Hacker News new | ask | show | jobs
by joesavage 3357 days ago
> First, compilers are really quite good. Yes, it's possible to beat them (I do) but generally not by much.

Genuine question: what would you quantify “not by much” as here? In my experience, it's not uncommon to see 2x+ speedups from well-written software pipelined hand-optimised assembly in hot loops. (Especially so for in-order processors, like you might see in embedded applications or as a LITTLE core in your smartphone.)

1 comments

2x in a hotspot is not much compared with better cache management in the rest the program. But if that 2x is important, great. I know this sounds really boring but you should write it in C first and then find that hot loop in a profiler like VTune and then rewrite. 2x of something really unimportant is still unimportant.
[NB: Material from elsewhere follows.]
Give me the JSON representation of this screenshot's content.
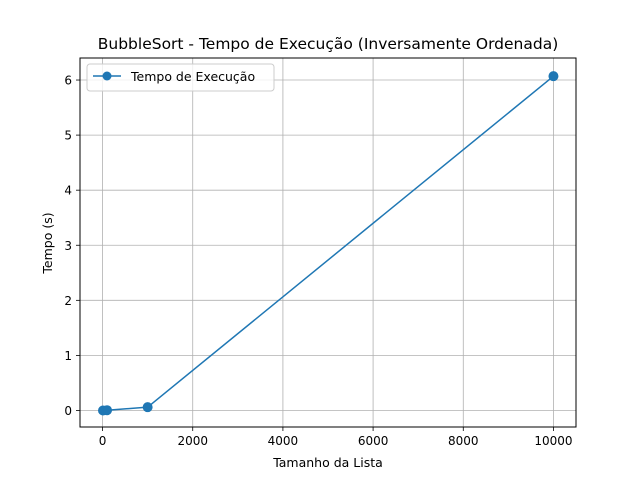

Also while software pipelining is possible on something like Haswell ... its limited register set makes it a limited technique. Modular variable expansion is tough with not so many registers but renaming does help somewhat.
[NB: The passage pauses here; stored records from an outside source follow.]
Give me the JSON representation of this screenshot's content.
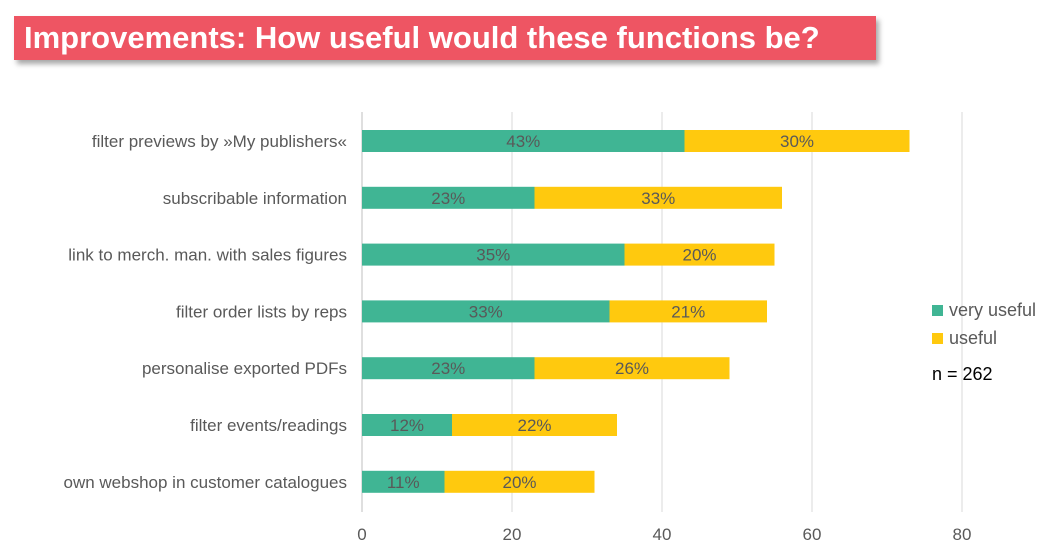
{
  "title": "Improvements: How useful would these functions be?",
  "note": "n = 262",
  "colors": {
    "very_useful": "#40b594",
    "useful": "#ffc90e",
    "grid": "#d9d9d9",
    "axis_text": "#595959"
  },
  "chart_data": {
    "type": "bar",
    "orientation": "horizontal",
    "stacked": true,
    "title": "Improvements: How useful would these functions be?",
    "categories": [
      "filter previews by »My publishers«",
      "subscribable information",
      "link to merch. man. with sales figures",
      "filter order lists by reps",
      "personalise exported PDFs",
      "filter events/readings",
      "own webshop in customer catalogues"
    ],
    "series": [
      {
        "name": "very useful",
        "values": [
          43,
          23,
          35,
          33,
          23,
          12,
          11
        ],
        "labels": [
          "43%",
          "23%",
          "35%",
          "33%",
          "23%",
          "12%",
          "11%"
        ]
      },
      {
        "name": "useful",
        "values": [
          30,
          33,
          20,
          21,
          26,
          22,
          20
        ],
        "labels": [
          "30%",
          "33%",
          "20%",
          "21%",
          "26%",
          "22%",
          "20%"
        ]
      }
    ],
    "xlim": [
      0,
      80
    ],
    "xticks": [
      0,
      20,
      40,
      60,
      80
    ],
    "grid": true,
    "legend_position": "right"
  }
}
I think tools like VTune are awesome for finding hotspots and reading assembler is like reading Latin. But programming in assembler? I think it's best to disassemble and rewrite your C accordingly.

I should have mentioned this in the first post: if you're not a VTune ace, if you're not looking at the Intel PMRs and scratching your head, you probably should not be writing in assembler in 2017. Also, VTune deals with C (and Java) quite nicely (just not on OS X).

Anyways, you may get 2x+ on something but that approach won't work with a GPU. Similarly, Apple doesn't provide microarchitectural information on the a10. Nvidia doesn't on Denver. Even though assembly will still be with us, this low level approach is going away. Apple, Intel, Arm, Nvidia, ... really want you to write in C.

I say all this as a hardcore knuckle dragger.